Back to working on Archipelago then, in the hopes that larger central confrontation can sell itself.

Or, possibly, a guide to deciphering rejection notes. :p

Or, maybe, I should chill out, go to Clarion West, hopefully get better, and see what I want to do.

I hereby request the universe lay off

Book came out. Huge accomplishment, product of years of work.
Great reviews, including the New York Times, where it got a bad/baffling review.
Ran up ~2k in car bills in four days as my beloved Volvo went through a bad patch.
Horribly sick for weeks, including an ER trip.

And now, accepted to Clarion West.
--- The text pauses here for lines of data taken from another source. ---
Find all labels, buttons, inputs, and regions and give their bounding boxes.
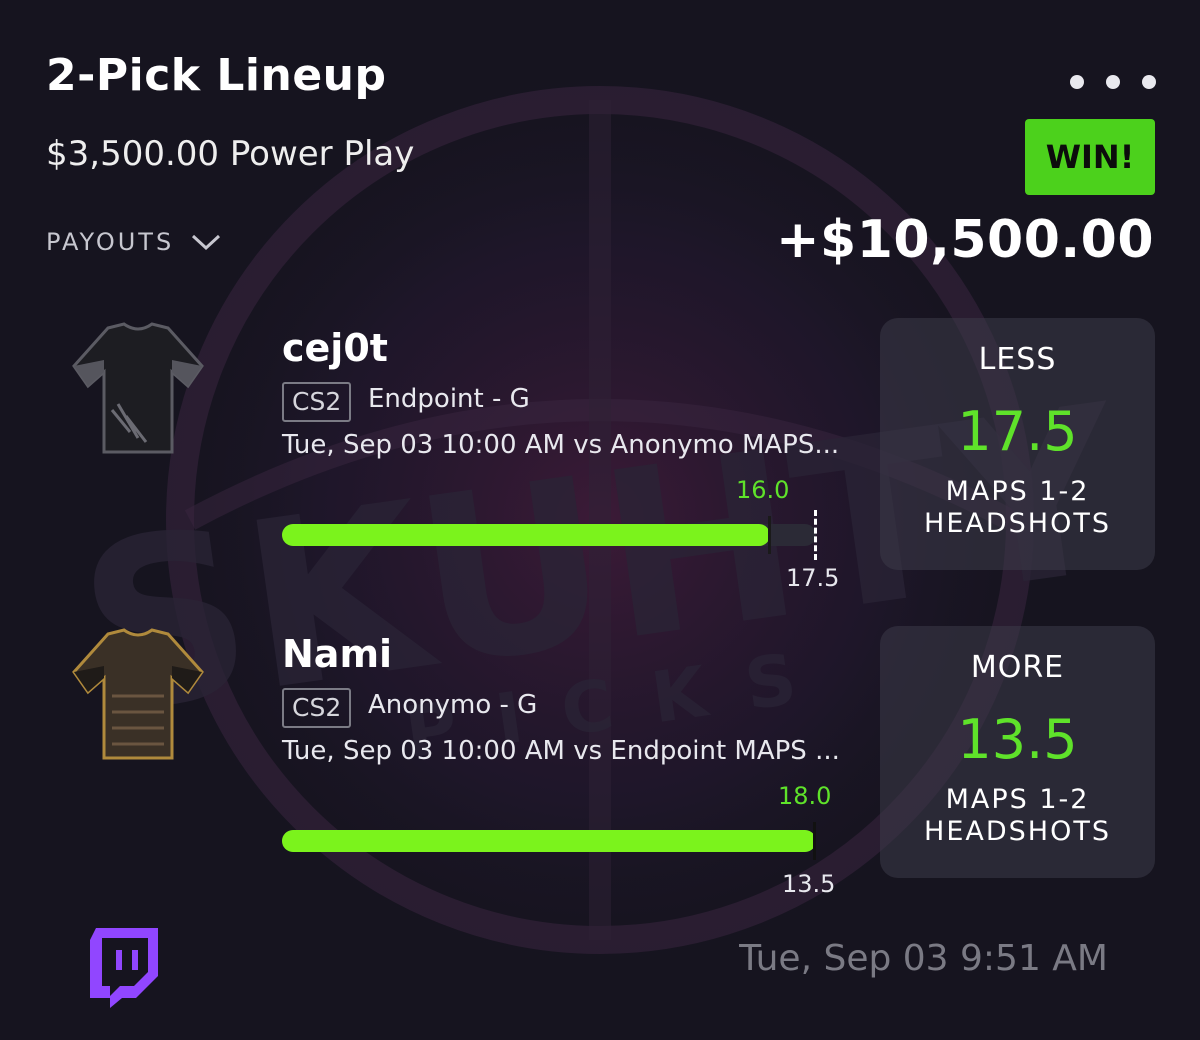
pick-direction: MORE — [970, 650, 1065, 685]
stat-line-1: MAPS 1-2 — [945, 784, 1090, 815]
twitch-icon[interactable] — [86, 926, 162, 1008]
pick-line-value: 13.5 — [957, 708, 1078, 771]
stat-line-2: HEADSHOTS — [924, 816, 1111, 847]
dot-icon — [1070, 75, 1084, 89]
pick-stat: MAPS 1-2 HEADSHOTS — [880, 784, 1155, 848]
actual-value-label: 18.0 — [778, 782, 832, 810]
team-position: Endpoint - G — [368, 384, 530, 414]
payouts-label: PAYOUTS — [46, 228, 175, 256]
pick-line-value: 17.5 — [957, 400, 1078, 463]
entry-amount: $3,500.00 Power Play — [46, 134, 415, 174]
match-info: Tue, Sep 03 10:00 AM vs Endpoint MAPS ..… — [282, 736, 840, 766]
payouts-toggle[interactable]: PAYOUTS — [46, 228, 222, 256]
actual-marker — [813, 822, 816, 860]
progress-fill — [282, 830, 816, 852]
pick-stat: MAPS 1-2 HEADSHOTS — [880, 476, 1155, 540]
match-info: Tue, Sep 03 10:00 AM vs Anonymo MAPS... — [282, 430, 840, 460]
chevron-down-icon — [192, 234, 221, 251]
jersey-black-icon — [72, 322, 204, 454]
team-position: Anonymo - G — [368, 690, 538, 720]
pick-direction: LESS — [978, 342, 1057, 377]
progress-fill — [282, 524, 771, 546]
line-value-label: 17.5 — [786, 564, 840, 592]
dot-icon — [1106, 75, 1120, 89]
dot-icon — [1142, 75, 1156, 89]
pick-row[interactable]: Nami CS2 Anonymo - G Tue, Sep 03 10:00 A… — [0, 626, 1200, 912]
actual-value-label: 16.0 — [736, 476, 790, 504]
pick-card-more[interactable]: MORE 13.5 MAPS 1-2 HEADSHOTS — [880, 626, 1155, 878]
progress-track — [282, 822, 816, 860]
player-name: Nami — [282, 632, 393, 676]
progress-track — [282, 510, 817, 560]
game-tag: CS2 — [282, 688, 352, 728]
timestamp: Tue, Sep 03 9:51 AM — [739, 938, 1108, 979]
line-value-label: 13.5 — [782, 870, 836, 898]
stat-line-2: HEADSHOTS — [924, 508, 1111, 539]
payout-amount: +$10,500.00 — [775, 210, 1154, 270]
player-name: cej0t — [282, 326, 388, 370]
stat-line-1: MAPS 1-2 — [945, 476, 1090, 507]
pick-row[interactable]: cej0t CS2 Endpoint - G Tue, Sep 03 10:00… — [0, 318, 1200, 606]
pick-card-less[interactable]: LESS 17.5 MAPS 1-2 HEADSHOTS — [880, 318, 1155, 570]
jersey-gold-icon — [72, 628, 204, 760]
line-marker — [814, 510, 817, 560]
actual-marker — [768, 516, 771, 554]
lineup-title: 2-Pick Lineup — [46, 50, 387, 101]
game-tag: CS2 — [282, 382, 352, 422]
more-options-button[interactable] — [1070, 70, 1156, 94]
win-badge: WIN! — [1025, 119, 1155, 195]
Which is awesome – “Yay, we think you’re super-great, we have picked you out of all the great applicants to come hang out with assorted cool folks for six weeks and graduate an elite science fiction writer.”

But I can’t go. I feel like the world’s taking free kicks at me.

Clarion runs six weeks, mid-June through July. I want to go, because it’s super-awesome, but I essentially can’t go: I have no money. I was about to take a job, but now, if I go, I almost certainly can’t take a job, work for two months, and then be gone for six weeks.

If Clarion started next week, I’d tough it out. But it doesn’t — it’s months out. With no money, I can’t survive for months. But I can’t get a job and work for months and then go. And so on. I’m screwed. I figured I wouldn’t get in – the odds are so long, it’s so competitive – and now, I don’t even know what to do.

Thanks, universe! Hee hee hee hee.

Things Asimov’s sent to me

Today’s mail brought

1. Copy of latest issue
2. Form rejection letter (for “Cubs of Democracy” submitted about two months ago, unless it’s a rejection for something submitted 6-8 months ago I’d just assumed they’d lost)

I wonder if they timed that.

I’ll try and get Cubs of Democracy up on HLWT later today — I’ve got a bunch of delicious free fiction to throw up here.

Mystery mystery project reaches v1

One of the reasons I’ve been slower on getting decent scifi stories out (there’s two in the queue) is that I’ve been spending a lot of time on book proposals and a novel-length fiction project, a mystery written with the lovely and talented Mrs. Zumsteg.

Anyway, the first draft’s done, and now it’s time to get into the re-writes.

It’s weird, I haven’t written a novel since college (which 2, maybe 3 people read), and my re-entry into scifi’s been almost entirely short stories (except, as my friend calls it, “that book about the genetically engineered Kiwi criminal mastermind teenager”), and yet here I am, with a fully-formed mystery. Let the re-writes begin.